In these windowless conference rooms around the world where these norms and standards and rules are getting decided and getting shaped, we’ve got to be at the table.  And now we are.  Just a couple weeks ago, I actually literally cut the ribbon – I’ve never got a chance to do that before, with a giant pair of scissors – (laughter) – in the State Department.  We have a bureau that we just stood up in record time, thanks to terrific support from Congress on a bipartisan basis, to help lead on cybersecurity and digital policy so that the United States, in all of these places around the world where this is getting decided, is there at the table, and hopefully even at the head of the table.  And we’re back and doing that.

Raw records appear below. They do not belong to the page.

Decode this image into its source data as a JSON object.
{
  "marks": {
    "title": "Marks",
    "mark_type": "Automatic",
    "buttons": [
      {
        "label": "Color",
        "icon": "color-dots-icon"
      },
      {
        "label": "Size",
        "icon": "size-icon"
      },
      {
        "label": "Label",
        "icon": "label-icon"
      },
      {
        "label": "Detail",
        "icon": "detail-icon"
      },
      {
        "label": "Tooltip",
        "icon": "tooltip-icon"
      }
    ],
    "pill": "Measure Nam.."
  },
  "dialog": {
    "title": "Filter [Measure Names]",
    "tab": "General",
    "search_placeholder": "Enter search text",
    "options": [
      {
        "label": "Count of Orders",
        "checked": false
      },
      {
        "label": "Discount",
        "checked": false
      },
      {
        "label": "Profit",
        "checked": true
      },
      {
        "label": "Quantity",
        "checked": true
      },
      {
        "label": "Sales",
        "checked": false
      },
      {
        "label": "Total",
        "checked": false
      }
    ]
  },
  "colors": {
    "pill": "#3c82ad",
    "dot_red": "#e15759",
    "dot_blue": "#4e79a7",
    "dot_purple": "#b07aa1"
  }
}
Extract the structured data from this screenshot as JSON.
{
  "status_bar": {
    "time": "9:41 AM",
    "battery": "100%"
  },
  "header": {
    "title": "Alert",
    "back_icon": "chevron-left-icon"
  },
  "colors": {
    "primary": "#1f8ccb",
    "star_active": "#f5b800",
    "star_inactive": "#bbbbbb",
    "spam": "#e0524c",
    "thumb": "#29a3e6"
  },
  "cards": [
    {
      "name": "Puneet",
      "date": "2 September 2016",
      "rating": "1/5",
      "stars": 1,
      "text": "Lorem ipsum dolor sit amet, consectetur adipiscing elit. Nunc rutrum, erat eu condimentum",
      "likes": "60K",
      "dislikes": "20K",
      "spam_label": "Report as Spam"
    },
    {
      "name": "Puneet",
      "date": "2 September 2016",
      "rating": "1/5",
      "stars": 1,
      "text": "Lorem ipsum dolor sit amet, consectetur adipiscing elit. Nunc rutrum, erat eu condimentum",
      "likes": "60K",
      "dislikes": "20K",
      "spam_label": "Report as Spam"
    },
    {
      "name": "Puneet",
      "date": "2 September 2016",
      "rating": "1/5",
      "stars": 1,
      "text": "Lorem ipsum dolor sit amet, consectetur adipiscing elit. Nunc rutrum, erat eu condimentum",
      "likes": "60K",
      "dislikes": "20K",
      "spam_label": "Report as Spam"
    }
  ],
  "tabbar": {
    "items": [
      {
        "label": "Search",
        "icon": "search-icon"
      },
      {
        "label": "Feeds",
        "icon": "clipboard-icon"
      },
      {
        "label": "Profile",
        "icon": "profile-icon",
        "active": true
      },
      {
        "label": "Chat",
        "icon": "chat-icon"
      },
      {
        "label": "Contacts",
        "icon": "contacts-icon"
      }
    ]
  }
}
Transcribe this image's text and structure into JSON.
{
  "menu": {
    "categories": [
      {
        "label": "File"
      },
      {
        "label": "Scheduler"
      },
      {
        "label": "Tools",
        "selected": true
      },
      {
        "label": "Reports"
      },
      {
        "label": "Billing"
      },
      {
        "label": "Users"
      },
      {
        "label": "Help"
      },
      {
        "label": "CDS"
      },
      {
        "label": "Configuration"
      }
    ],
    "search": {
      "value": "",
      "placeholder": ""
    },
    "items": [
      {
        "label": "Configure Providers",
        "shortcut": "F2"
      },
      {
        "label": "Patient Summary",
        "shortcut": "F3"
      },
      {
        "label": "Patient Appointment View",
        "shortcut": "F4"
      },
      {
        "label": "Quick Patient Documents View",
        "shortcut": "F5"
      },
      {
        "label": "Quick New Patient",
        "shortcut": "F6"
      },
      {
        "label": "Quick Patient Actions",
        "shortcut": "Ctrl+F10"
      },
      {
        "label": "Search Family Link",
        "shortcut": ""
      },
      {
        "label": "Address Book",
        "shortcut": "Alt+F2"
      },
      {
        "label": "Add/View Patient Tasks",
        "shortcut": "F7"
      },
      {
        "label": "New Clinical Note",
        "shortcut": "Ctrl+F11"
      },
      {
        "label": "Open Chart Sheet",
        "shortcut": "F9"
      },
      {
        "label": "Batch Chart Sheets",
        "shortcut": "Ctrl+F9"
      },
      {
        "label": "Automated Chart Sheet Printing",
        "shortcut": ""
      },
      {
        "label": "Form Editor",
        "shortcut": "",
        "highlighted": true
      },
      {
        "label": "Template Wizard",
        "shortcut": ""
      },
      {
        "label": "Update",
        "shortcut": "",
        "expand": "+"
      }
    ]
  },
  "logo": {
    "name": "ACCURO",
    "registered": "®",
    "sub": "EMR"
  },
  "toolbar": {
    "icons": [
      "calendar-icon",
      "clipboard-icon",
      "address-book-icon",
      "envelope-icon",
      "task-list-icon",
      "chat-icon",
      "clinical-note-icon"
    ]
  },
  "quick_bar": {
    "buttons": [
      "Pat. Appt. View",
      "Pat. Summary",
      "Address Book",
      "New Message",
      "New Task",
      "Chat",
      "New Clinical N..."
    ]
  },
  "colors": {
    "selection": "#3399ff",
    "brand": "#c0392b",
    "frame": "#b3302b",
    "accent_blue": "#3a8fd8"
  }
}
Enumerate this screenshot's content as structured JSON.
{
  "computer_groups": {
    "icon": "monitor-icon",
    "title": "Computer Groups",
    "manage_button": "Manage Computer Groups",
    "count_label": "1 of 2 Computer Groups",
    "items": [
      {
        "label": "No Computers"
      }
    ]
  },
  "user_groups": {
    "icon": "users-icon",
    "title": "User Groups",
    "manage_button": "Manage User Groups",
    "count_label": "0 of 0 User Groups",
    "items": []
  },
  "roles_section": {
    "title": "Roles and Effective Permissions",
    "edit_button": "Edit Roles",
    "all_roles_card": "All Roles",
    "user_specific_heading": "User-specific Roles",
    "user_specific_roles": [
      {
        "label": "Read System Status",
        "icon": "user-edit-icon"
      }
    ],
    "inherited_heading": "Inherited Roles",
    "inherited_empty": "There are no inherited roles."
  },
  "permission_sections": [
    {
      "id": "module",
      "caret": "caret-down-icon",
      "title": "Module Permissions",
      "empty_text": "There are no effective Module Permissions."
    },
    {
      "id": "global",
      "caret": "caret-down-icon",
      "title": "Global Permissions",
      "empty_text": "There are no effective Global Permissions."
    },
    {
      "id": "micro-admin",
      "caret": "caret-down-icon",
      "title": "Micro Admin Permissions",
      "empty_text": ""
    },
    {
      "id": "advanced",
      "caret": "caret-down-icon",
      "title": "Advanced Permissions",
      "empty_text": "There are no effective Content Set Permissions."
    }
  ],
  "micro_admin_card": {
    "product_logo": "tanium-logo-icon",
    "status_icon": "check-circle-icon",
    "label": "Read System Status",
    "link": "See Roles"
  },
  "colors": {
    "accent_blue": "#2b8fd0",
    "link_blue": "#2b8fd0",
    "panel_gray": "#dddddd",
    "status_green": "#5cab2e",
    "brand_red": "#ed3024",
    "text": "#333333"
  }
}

And so to the extent that there is a vision, it really is about a reassertion of American leadership and engagement, a conviction that we have to do this with partners, with allies, within international institutions, as well as, where necessary, on our own.

And finally, the last point I’d make is this:  We have to be investing in ourselves.  That also gives us tremendous strength when we’re dealing abroad.  President Biden’s been committed to that.  We used to dedicate about 2 percent of our GDP to investments in research and development from the government.  That’s got – that got down to about 0.7 percent of GDP.  We’re trying to change that, because those investments – which were catalysts for invention and for the private sector – led to everything from the internet to GPS to so many other things in between.  And we’re at a competitive disadvantage if we’re not making those investments.  Same for infrastructure; same for education.

We used to be leaders in all of those areas when it – comparative to other countries.  We’ve fallen back to – from one or two to 10, 11, 12, 20.  Guess who has risen up in our place?  China.  So we’re making those – we’re trying to make those investments now.  That’s going to stand us in very good stead.

The last thing is this:  I hope in touching on some of these areas that there are many among you who will say:  Ah, now I see a way that something I’m really interested in is actually relevant to our foreign policy, I can see a way – I’m interested in climate, I’m interested in technology, I’m interested in global health, I’m interested in economics.  But you know what?  If you are, that’s exactly why we need you and want you here at the State Department, because you’ll have an opportunity to help lead our country in those areas and, as a result, lead our efforts around the world to make sure that we’re trying to make the world just a little bit better, a little bit safer, a little bit more prosperous, a little bit more healthy.  That’s ultimately what this is all about.  That’s what benefits our own people.  And this is a great part – a place to be a part of that.

So I hope that’s something that you take away and think about, and that we’ll see a few of you here in Washington.

MR BARR:  Thank you so much, Mr. Secretary.  Please, everyone, join me in thanking Secretary Blinken.  (Applause.)